4501 records - put into FVC Petition Group - no external id - also imported 'Email newsletter?' custom field, petition sign date and party fields. Didn't put them into the newsletter list!
Final tally: 9,831 contacts imported.
7. Conclusion
CiviCRM and it's import facility was impressive for fully capturing all the variety of data available on these spreadsheets. It's now all there, with excellent functionality that wasn't in the original sheets.
I encountered a number of little bugs as I went along, but the biggest one to note was a few times when the import would claim success but not do anything.
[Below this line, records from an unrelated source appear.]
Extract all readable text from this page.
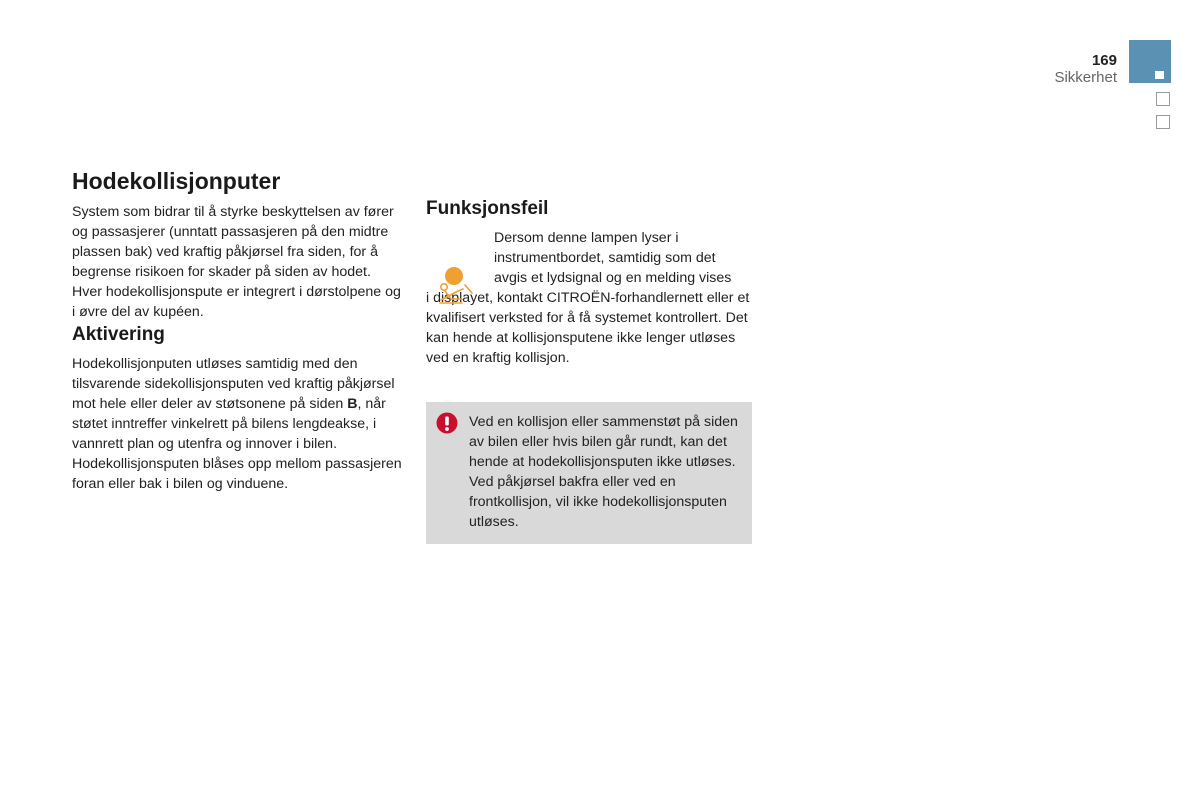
169
Sikkerhet
Hodekollisjonputer

System som bidrar til å styrke beskyttelsen av fører og passasjerer (unntatt passasjeren på den midtre plassen bak) ved kraftig påkjørsel fra siden, for å begrense risikoen for skader på siden av hodet.

Hver hodekollisjonspute er integrert i dørstolpene og i øvre del av kupéen.

Aktivering

Hodekollisjonputen utløses samtidig med den tilsvarende sidekollisjonsputen ved kraftig påkjørsel mot hele eller deler av støtsonene på siden B, når støtet inntreffer vinkelrett på bilens lengdeakse, i vannrett plan og utenfra og innover i bilen.

Hodekollisjonsputen blåses opp mellom passasjeren foran eller bak i bilen og vinduene.

Funksjonsfeil

Dersom denne lampen lyser i

instrumentbordet, samtidig som det

avgis et lydsignal og en melding vises

i displayet, kontakt CITROËN-forhandlernett eller et kvalifisert verksted for å få systemet kontrollert. Det kan hende at kollisjonsputene ikke lenger utløses ved en kraftig kollisjon.

Ved en kollisjon eller sammenstøt på siden av bilen eller hvis bilen går rundt, kan det hende at hodekollisjonsputen ikke utløses.

Ved påkjørsel bakfra eller ved en frontkollisjon, vil ikke hodekollisjonsputen utløses.
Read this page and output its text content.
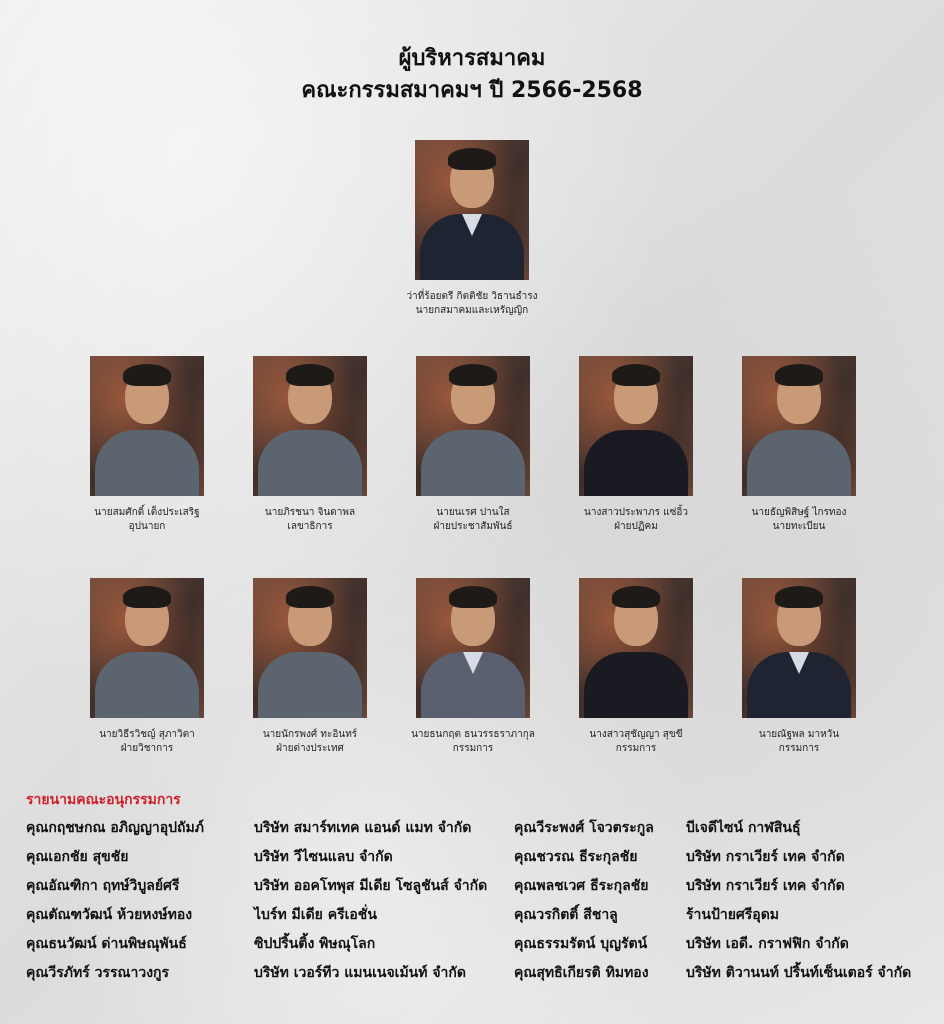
ผู้บริหารสมาคม
คณะกรรมสมาคมฯ ปี 2566-2568
ว่าที่ร้อยตรี กิตติชัย วิธานธำรง
นายกสมาคมและเหรัญญิก
นายสมศักดิ์ เต็งประเสริฐ
อุปนายก
นายภิรชนา จินดาพล
เลขาธิการ
นายนเรศ ปานใส
ฝ่ายประชาสัมพันธ์
นางสาวประพาภร แซ่อิ้ว
ฝ่ายปฏิคม
นายธัญพิสิษฐ์ ไกรทอง
นายทะเบียน
นายวิธีรวิชญ์ สุภาวิตา
ฝ่ายวิชาการ
นายนักรพงศ์ ทะอินทร์
ฝ่ายต่างประเทศ
นายธนกฤต ธนวรรธราภากุล
กรรมการ
นางสาวสุชัญญา สุขขี
กรรมการ
นายณัฐพล มาหวัน
กรรมการ
รายนามคณะอนุกรรมการ
คุณกฤชษกณ อภิญญาอุปถัมภ์
คุณเอกชัย สุขชัย
คุณอัณฑิกา ฤทษ์วิบูลย์ศรี
คุณตัณฑวัฒน์ ห้วยหงษ์ทอง
คุณธนวัฒน์ ด่านพิษณุพันธ์
คุณวีรภัทร์ วรรณาวงกูร
บริษัท สมาร์ทเทค แอนด์ แมท จำกัด
บริษัท วีไซนแลบ จำกัด
บริษัท ออคโทพุส มีเดีย โซลูชันส์ จำกัด
ไบร์ท มีเดีย ครีเอชั่น
ซิปปริ้นติ้ง พิษณุโลก
บริษัท เวอร์ทีว แมนเนจเม้นท์ จำกัด
คุณวีระพงศ์ โจวตระกูล
คุณชวรณ ธีระกุลชัย
คุณพลชเวศ ธีระกุลชัย
คุณวรกิตติ์ สีชาลู
คุณธรรมรัตน์ บุญรัตน์
คุณสุทธิเกียรติ ทิมทอง
บีเจดีไซน์ กาฬสินธุ์
บริษัท กราเวียร์ เทค จำกัด
บริษัท กราเวียร์ เทค จำกัด
ร้านป้ายศรีอุดม
บริษัท เอดี. กราฟฟิก จำกัด
บริษัท ติวานนท์ ปริ้นท์เซ็นเตอร์ จำกัด
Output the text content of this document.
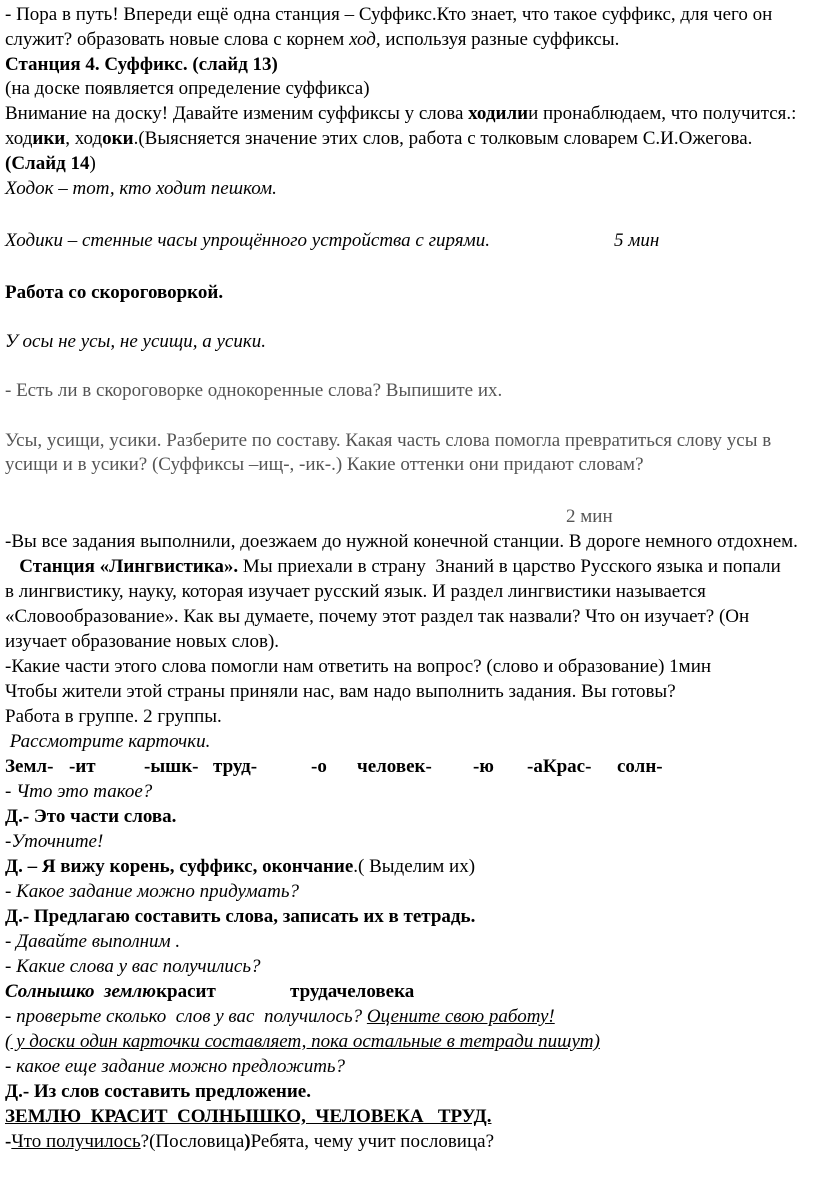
- Пора в путь! Впереди ещё одна станция – Суффикс.Кто знает, что такое суффикс, для чего он
служит? образовать новые слова с корнем ход, используя разные суффиксы.
Станция 4. Суффикс. (слайд 13)
(на доске появляется определение суффикса)
Внимание на доску! Давайте изменим суффиксы у слова ходилии пронаблюдаем, что получится.:
ходики, ходоки.(Выясняется значение этих слов, работа с толковым словарем С.И.Ожегова.
(Слайд 14)
Ходок – тот, кто ходит пешком.
Ходики – стенные часы упрощённого устройства с гирями.	5 мин
Работа со скороговоркой.
У осы не усы, не усищи, а усики.
- Есть ли в скороговорке однокоренные слова? Выпишите их.
Усы, усищи, усики. Разберите по составу. Какая часть слова помогла превратиться слову усы в
усищи и в усики? (Суффиксы –ищ-, -ик-.) Какие оттенки они придают словам?
2 мин
-Вы все задания выполнили, доезжаем до нужной конечной станции. В дороге немного отдохнем.
Станция «Лингвистика». Мы приехали в страну  Знаний в царство Русского языка и попали
в лингвистику, науку, которая изучает русский язык. И раздел лингвистики называется
«Словообразование». Как вы думаете, почему этот раздел так назвали? Что он изучает? (Он
изучает образование новых слов).
-Какие части этого слова помогли нам ответить на вопрос? (слово и образование) 1мин
Чтобы жители этой страны приняли нас, вам надо выполнить задания. Вы готовы?
Работа в группе. 2 группы.
Рассмотрите карточки.
Земл- -ит	-ышк- труд-	-о человек- -ю -аКрас- солн-
- Что это такое?
Д.- Это части слова.
-Уточните!
Д. – Я вижу корень, суффикс, окончание.( Выделим их)
- Какое задание можно придумать?
Д.- Предлагаю составить слова, записать их в тетрадь.
- Давайте выполним .
- Какие слова у вас получились?
Солнышко  землюкрасит	трудачеловека
- проверьте сколько  слов у вас  получилось? Оцените свою работу!
( у доски один карточки составляет, пока остальные в тетради пишут)
- какое еще задание можно предложить?
Д.- Из слов составить предложение.
ЗЕМЛЮ  КРАСИТ  СОЛНЫШКО,  ЧЕЛОВЕКА   ТРУД.
-Что получилось?(Пословица)Ребята, чему учит пословица?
That caused me hours of grief as I tried various ways of tricking it into thinking it was a new import (believing the problem to be a caching issue), but eventually I looked into files/civicrm/upload and discovered a log file that had a fatal PHP error that wasn't reported on the screen (related to an invalid value for a custom field).
Like all projects like this, it took longer than I'd hoped for, but the result is actually better than I'd feared - there was very little lost in translation. The total time was about 3 days.
Here's hoping that the tool helps the cause.

Tuesday, February 26, 2008

Drupal + CentOS + optimization

I've been working through various optimization issues today and thought i'd share them with my future self and anyone else who reads this.
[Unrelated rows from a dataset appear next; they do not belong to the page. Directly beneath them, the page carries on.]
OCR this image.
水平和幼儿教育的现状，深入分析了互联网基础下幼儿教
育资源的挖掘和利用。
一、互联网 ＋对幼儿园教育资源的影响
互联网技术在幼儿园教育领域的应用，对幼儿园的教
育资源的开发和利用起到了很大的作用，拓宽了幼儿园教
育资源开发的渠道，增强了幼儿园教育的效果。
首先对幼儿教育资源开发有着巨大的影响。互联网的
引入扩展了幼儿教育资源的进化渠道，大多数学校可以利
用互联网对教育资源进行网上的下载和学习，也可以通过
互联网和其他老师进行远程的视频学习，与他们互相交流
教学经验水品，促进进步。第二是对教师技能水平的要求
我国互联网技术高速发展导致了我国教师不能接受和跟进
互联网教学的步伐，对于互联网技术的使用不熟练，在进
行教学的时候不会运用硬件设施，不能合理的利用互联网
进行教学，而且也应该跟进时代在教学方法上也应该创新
I'd heard that getting apache to gzip your non-compressed data was a good idea and thought I was probably already doing that with my default apache2 setup on CentOS 4.4. What I learned was that:
  1. For apache2, the relevant module is mod_deflate (it used to be mod_gzip)
  2. My CentOS included the apache module by default, but didn't enable it. I did that according to the excellent documentation on the apache web site.
  3. I found a test site, which says that the html is now about 25% of what it was, saving me bandwidth and increasing the apparent response of my sites.

wim leers

I found a great article about drupal optimization here: improving drupal's page loading performance. He refers to a firefox plug-in developed by Yahoo that looks like a great tool, as well as a list of key issues to analyse for any site, and how those can be addressed in various ways by Drupal. My key understanding here is that php code + mysql optimization is only a small part of the user experience of a fast site.

APC + mysql query cache

Yes, I use APC as my php cache and love it. And i've tuned mysql somewhat to have a reasonable query cache. For handling sudden bursts of traffic (e.g. during the election), this combination is awesome - it means most traffic, even for complex pages, is handled by a bare minimum of cached php and cache mysql calls. Great for the server scaling traffic anyway.

css + javascript

Wim's article above refers to this issue, but it's worth thinking about on it's own. I'd like to use the javascript compressor for all my custom and contrib module javascript and stick it at the end of the page html. And using Drupal's built in css combine/compress mechanism seems more important now - i'd been ignoring it.


The default apache2 setup for CentOS isn't optimized for Drupal - it comes with a lot of extra modules. I haven't done a rigourous paring yet, but would like to report on what I can remove when i do eventually manage that. Also - i'd like to consider having separate apache instances for https and civicrm so that it's more streamlined. I'm also using fastcgi for sympa, which would be nice to split out.